Я жду, пока все кончится и они снова сядут за стол.
Если скандал затеял Младший, я строго говорю:
— За это ты на неделю останешься без сладкого.
Если виноват Старший, я говорю ему:
— Выйди сейчас же из-за стола и стань в угол!
Он покорно встает и идет в гардероб, где и становится в угол лицом к стене.
Но сердце не камень. Через две минуты я его прощаю.
— Шалопаи! Бездельники! — сержусь я. А что им делать здесь, в Шанхае? Здесь нет ни высших техникумов, ни университетов, ни школ специального назначения. В конце концов они не виноваты в том, что их родители покинули родину в свое время и они родились на чужой земле.
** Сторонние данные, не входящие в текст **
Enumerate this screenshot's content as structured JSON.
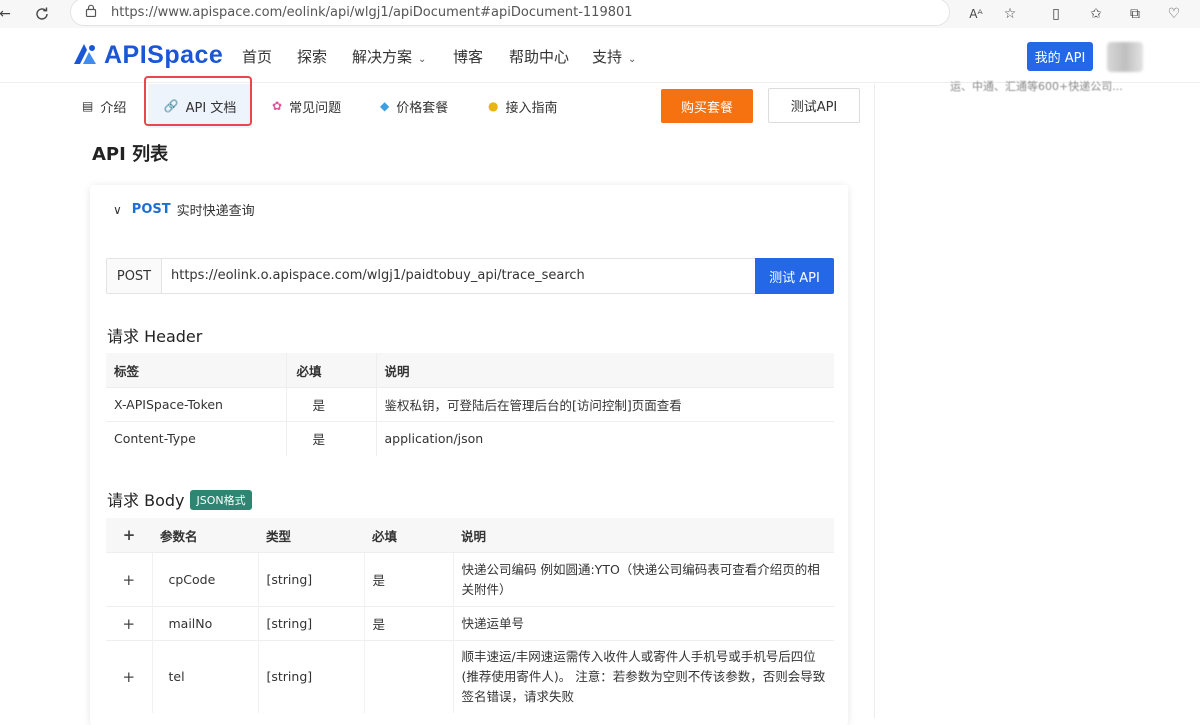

Это тоже надо учитывать. Они ненавидят англичан и американцев, и, если кто-нибудь при них дурно отзовется о Советском Союзе, они бьют его без предупреждения, совершенно не считаясь ни с тем, кого они бьют, ни с количеством врагов.
Меня это восхищает.
— Босяки! — ворчу я. — Скандалисты!
Но они прекрасно знают, что в душе я ими горжусь. Чудные парни!
Наши достижения
У каждого, конечно, свои странности. У меня их четыре. Я ненавижу:
— сидеть в кино,
— слушать радио,
— ждать поезда,
— и давать интервью.
От этих вещей меня размаривает сон. И особенно последнее.
Но, увы, интервью неизбежны. В особенности перед концертом.
Мой интервьюер оказался простым и симпатичным человеком. Он позвонил мне по телефону и сказал:
— Послушайте! Мне надо от вас интервью брать. А у меня тут, того… свояченица замуж выходит! Да вы еще, говорят, живете где-то у черта на куличках! Знаете что? Будьте «спорт»: напишите сами. А?..
Я подумал, как Розанов в «Уединенном»:
«Принимая во внимание, что он любит мои стихи и что у него свояченица — девственница…»
Напишу сам.
Я взял карандаш и бумагу, сел перед зеркалом, чтобы лучше видеть своего собеседника, и решил начать прямо с главного.
— Александр Николаевич, — сказал я, — что вас больше всего волнует? На сцене, конечно.
Вопрос был задан очень умно и тонко. Я сразу попался на эту удочку.
— Как вам сказать?.. На сцене, — сказал я, — мне всегда было страшно! Я думал: вот сейчас кто-то вскочит, кто-то крикнет: «Господа! Да ведь это же ложь! Это обман! Этого не бывает! О чем он поет? Любовь? Какая любовь? Сказки! К черту! Долой его!..»
И все полетит в бездну. Ноты, цветы, рояль… Все завертится… Люди, звери — все сольется в одно. Кто-то будет топтать меня ногами и кричать:
— Вот тебе! Вот тебе! Вот тебе!
И сердце зазвенит и лопнет, как мыльный пузырь! А ведь, если подумать, что такое актер? Человек, который претендует на внимание и время публики. Он как бы говорит:
— Смотрите на меня! Слушайте меня! Покоритесь мне!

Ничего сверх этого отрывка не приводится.